Responding on August 26 to the most recent UK Government update on international travel, CBI chief policy director Matthew Fell said: “The latest travel rule changes will bring little respite to the international travel industry. Public health must rightly be the first consideration, but the industry is left in a holding pattern while other nations with lower vaccination rates speed ahead.”
He added: “As the UK learns to live with the virus, changes will have to come. The Government must turn its attention to establishing a longer-term system for safe travel which is truly risk-based.
“This means focusing on individual vaccination status rather than country status, simplifying any lingering restrictions and ending PCR (polymerase chain reaction) test requirements for double-jabbed travellers and journeys to green-list countries.”

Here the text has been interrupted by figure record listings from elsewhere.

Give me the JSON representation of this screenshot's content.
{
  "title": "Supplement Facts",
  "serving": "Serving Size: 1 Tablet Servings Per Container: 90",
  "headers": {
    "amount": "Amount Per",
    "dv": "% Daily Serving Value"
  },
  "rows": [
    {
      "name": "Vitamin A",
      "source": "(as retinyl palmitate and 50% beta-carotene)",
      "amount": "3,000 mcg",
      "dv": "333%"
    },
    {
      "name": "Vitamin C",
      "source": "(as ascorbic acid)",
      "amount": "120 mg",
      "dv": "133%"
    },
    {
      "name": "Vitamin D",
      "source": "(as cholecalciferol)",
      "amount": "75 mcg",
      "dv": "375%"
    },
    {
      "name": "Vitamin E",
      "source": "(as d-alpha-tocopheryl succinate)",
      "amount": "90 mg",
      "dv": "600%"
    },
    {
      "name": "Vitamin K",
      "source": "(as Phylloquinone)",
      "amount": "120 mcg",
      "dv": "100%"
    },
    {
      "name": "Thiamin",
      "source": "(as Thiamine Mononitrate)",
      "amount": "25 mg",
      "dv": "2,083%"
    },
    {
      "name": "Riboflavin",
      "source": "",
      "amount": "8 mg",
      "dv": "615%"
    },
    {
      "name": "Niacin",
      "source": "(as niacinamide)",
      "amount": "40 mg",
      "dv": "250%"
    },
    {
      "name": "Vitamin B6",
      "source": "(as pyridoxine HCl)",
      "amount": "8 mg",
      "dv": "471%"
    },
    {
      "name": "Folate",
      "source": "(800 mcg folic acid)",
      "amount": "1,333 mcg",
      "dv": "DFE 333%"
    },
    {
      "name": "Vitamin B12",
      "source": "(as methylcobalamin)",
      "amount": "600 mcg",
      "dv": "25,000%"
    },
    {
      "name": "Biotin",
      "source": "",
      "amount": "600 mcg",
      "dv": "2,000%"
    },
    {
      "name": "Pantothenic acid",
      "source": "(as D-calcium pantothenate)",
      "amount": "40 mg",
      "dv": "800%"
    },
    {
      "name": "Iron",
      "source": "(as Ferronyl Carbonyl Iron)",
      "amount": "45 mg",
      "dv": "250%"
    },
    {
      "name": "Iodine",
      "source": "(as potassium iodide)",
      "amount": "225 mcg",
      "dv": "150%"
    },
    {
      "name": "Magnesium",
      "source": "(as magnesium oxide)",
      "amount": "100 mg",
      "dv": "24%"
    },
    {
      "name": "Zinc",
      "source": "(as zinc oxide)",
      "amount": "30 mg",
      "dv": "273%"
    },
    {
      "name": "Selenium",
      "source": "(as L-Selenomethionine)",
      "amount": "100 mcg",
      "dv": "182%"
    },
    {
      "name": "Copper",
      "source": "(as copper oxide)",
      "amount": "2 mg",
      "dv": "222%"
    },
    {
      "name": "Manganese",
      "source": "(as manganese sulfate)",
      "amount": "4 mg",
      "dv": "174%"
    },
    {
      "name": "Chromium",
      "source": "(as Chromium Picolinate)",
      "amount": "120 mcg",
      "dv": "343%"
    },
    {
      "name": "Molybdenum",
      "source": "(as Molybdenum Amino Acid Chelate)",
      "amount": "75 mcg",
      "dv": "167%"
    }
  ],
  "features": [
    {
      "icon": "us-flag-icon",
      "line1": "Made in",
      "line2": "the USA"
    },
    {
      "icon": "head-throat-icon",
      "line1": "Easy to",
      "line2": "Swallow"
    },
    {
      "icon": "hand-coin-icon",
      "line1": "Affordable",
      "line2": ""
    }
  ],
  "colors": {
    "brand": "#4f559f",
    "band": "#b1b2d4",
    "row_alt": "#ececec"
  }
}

What has been clear from the outset is that a meaningful further easing of rules and restrictions will be necessary if the international travel sector in the UK is to begin its journey back to more normal times. Obviously, the same applies to companies and people operating in this sector in many other countries as well.
In a UK context, the CBI proposals would be a move in the right direction in this process. However, this would only be another leg on what has already been a long journey to a still-distant destination of normality. There looks to be a long road ahead, and it is crucial that easing of rules and restrictions occurs as soon as it is safe to do so. In the meantime, companies and employees in the international travel sector, unable to operate normally through no fault of their own, must continue to be supported by the UK taxpayer.
International success in vaccine development and rapid inoculation programmes in the UK and many other countries offer major support in the overseas travel sector’s journey back to normality. Public-health considerations will dictate the timing but, looking at rules for travel within the EU, you can see potential for a safe further easing of rules for UK travellers sooner rather than later, if there is a will to do it.